Andrew Reiner’s article published 2/9/14, titled “Love, Actually” is a commentary by a college professor on his students approach to love. The bygone days of dating are seen with rose-colored glasses (though didn’t women only get a real voice in dating in just the 1960s?) and Gen Y’s approach to love comes across as more robotic than human. The article certainly has some insights—but perhaps the observation is a symptom of a larger problem rather than an isolated phenomenon in the Tech generation.
Dating — it’s complicated. Those bloopers and heartbreaks that everyone, no matter their age or gender, can remember all too well in their own life, are a necessary byproduct of what is commonly called “putting yourself out there.” Talking about how you really feel, saying something that you mean, telling someone that you like or love them when you’re not sure that the feeling is returned—Reiner argues that Gen Y is “terrified and clueless” about how to do this (and haven’t lovers in every generation been afraid of this, too?) But the reluctance of Gen Y to put themselves out there isn’t really just a problem with dating, is it?

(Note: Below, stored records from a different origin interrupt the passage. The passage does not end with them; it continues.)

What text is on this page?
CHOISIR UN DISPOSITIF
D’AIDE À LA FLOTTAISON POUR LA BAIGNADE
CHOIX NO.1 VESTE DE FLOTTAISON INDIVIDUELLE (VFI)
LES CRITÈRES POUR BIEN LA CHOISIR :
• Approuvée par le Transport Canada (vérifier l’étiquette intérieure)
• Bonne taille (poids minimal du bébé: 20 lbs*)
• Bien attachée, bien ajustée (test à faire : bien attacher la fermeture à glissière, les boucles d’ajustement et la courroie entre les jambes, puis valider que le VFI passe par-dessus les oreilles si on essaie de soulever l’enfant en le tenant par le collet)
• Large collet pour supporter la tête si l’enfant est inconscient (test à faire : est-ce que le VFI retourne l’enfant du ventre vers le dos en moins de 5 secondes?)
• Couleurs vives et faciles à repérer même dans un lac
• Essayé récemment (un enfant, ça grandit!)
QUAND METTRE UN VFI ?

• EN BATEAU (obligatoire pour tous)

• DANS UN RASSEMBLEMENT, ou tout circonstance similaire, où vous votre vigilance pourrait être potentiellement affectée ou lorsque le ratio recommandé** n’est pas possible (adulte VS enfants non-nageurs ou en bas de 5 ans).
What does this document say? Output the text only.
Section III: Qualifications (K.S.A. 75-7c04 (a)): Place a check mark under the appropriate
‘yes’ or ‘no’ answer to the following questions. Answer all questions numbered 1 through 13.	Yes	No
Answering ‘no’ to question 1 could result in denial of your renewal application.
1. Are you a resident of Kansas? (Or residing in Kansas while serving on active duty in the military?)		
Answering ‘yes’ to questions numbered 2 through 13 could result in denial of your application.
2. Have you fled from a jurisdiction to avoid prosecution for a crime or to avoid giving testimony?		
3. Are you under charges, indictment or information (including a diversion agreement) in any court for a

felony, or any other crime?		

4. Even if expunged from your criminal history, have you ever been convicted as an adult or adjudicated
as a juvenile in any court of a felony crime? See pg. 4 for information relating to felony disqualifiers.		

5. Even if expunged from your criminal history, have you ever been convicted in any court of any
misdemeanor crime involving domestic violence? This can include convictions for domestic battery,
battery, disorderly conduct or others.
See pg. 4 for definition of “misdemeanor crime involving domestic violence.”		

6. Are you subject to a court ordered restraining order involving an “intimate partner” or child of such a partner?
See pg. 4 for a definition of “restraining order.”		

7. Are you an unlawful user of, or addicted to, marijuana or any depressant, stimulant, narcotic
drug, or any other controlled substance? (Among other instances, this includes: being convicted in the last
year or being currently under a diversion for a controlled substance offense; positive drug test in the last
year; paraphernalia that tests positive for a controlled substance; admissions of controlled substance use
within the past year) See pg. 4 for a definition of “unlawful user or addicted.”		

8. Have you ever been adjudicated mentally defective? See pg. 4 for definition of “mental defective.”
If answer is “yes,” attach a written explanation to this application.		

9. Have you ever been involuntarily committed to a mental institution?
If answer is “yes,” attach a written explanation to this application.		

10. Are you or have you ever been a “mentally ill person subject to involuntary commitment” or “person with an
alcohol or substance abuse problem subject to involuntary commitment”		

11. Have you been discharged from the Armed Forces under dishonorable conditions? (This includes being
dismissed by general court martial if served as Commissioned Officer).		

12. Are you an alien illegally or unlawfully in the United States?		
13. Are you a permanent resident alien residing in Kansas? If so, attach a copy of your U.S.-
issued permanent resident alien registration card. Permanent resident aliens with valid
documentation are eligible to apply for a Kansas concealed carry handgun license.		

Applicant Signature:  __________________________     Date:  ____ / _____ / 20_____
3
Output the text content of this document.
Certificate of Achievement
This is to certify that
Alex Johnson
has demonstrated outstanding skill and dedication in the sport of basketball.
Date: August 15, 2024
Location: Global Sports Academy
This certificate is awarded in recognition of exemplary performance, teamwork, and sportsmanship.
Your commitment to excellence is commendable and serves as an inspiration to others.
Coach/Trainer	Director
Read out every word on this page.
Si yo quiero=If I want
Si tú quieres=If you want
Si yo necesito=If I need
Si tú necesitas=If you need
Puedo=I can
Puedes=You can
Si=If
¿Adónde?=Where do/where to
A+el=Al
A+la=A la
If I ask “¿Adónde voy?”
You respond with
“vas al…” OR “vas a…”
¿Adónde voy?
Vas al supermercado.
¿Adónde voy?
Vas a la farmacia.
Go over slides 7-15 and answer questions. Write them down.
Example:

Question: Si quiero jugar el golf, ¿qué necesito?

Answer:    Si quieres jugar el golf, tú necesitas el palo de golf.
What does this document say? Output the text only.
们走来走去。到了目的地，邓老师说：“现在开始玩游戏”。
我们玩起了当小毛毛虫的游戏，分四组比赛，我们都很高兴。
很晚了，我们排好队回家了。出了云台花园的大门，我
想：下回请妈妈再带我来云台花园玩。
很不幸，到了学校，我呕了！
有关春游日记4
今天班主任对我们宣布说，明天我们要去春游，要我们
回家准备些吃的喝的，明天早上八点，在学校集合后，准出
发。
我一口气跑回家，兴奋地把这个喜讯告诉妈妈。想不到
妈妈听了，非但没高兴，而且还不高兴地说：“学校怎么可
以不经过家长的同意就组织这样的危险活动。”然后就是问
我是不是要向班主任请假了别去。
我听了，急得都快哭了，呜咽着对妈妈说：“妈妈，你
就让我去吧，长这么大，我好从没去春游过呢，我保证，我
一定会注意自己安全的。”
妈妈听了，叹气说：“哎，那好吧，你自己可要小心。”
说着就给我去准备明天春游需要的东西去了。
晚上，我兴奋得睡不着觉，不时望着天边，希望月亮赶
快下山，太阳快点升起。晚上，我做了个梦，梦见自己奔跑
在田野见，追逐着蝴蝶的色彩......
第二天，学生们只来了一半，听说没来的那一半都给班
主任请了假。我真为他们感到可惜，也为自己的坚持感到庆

Growing up in an age of overexposure to criticism, whether directed at us or an unknown internet commenter, we have learned that nothing is safe. When we share thoughts, feelings, opinions—facts, even, in some cases—we have learned that we can, and may be, attacked at any moment. Sound logic—that won’t save you. A benign, cheerful comment—better strap on your seatbelt. When you grow up in a world where you see the range of hateful, aggressive, and even violent things people are able to say to each other online, you do as humans have done successfully for thousands of years—you evolve, even if only subconsciously. You don’t want to really believe in something when no matter what that belief is; there seem to be a thousand people right at your fingertips to tell you are ignorant, wrong, and morally corrupt to believe the things you believe. Because if you really believe it, it hurts. But, if you’ve hedged your bets and refused to let yourself attach to that concept—perhaps love, in Reiner’s student’s case—then it’s much easier to let go.
I am not arguing that this critical tendency of humanity is a new development in human history. But have the voices ever been able to get to close to our ears? Have they ever been so loud as to almost drown out that small voice of courage inside you that tells you to hold fast, speak up, or really believe—in yourself, in your country, in your faith, in others, or in love?
From the continuously multiplying talking heads on TV to the comments section on pretty much anything, no matter how innocuous, these critical voices are sensational, entertaining, and perhaps facilitate a constructive dialog which helps us to consider issues from an alternate point of view and better appreciate their depth. But I think, unfortunately, far more often, they serve as reminder of the dangers of believing, of putting yourself out there.
This is a problem — as Reiner reminds us, Dr. Brene Brown, the expert on vulnerability said, “Staying vulnerable is a risk we have to take if we want to experience connection.” You can’t have North without South, you can’t have love without hate. Gen Y’s seemingly “blithe” attitude about love and intimacy does not, as Reiner suggests, come from being sex-crazed party animals without any understanding of the importance and value of romantic relationships. In fact, I think we know how special it can be, and I think, deep down in even the most jaded of these young souls, we want it, too. But doesn’t it seem quite foolish to believe in love when you grew up being blitzed by divorce rates and failed relationship statistics on morning news shows? It’s hard to internally reconcile the two, let alone vocalize the belief.
What Reiner observed I think, is just the tip of the iceberg. Gen Y is afraid to “put ourselves out there”, whether we are talking about believing in true love, sharing an idea in class, or holding a less than popular opinion. But I don’t think what we need is a “grade-based seminar about love”. We need to remember, and actively remind each other and ourselves, that it’s okay to believe. We need is a reminder that no detractor’s voice, no matter how deafening, should ever drown out the voice of our own hearts and minds.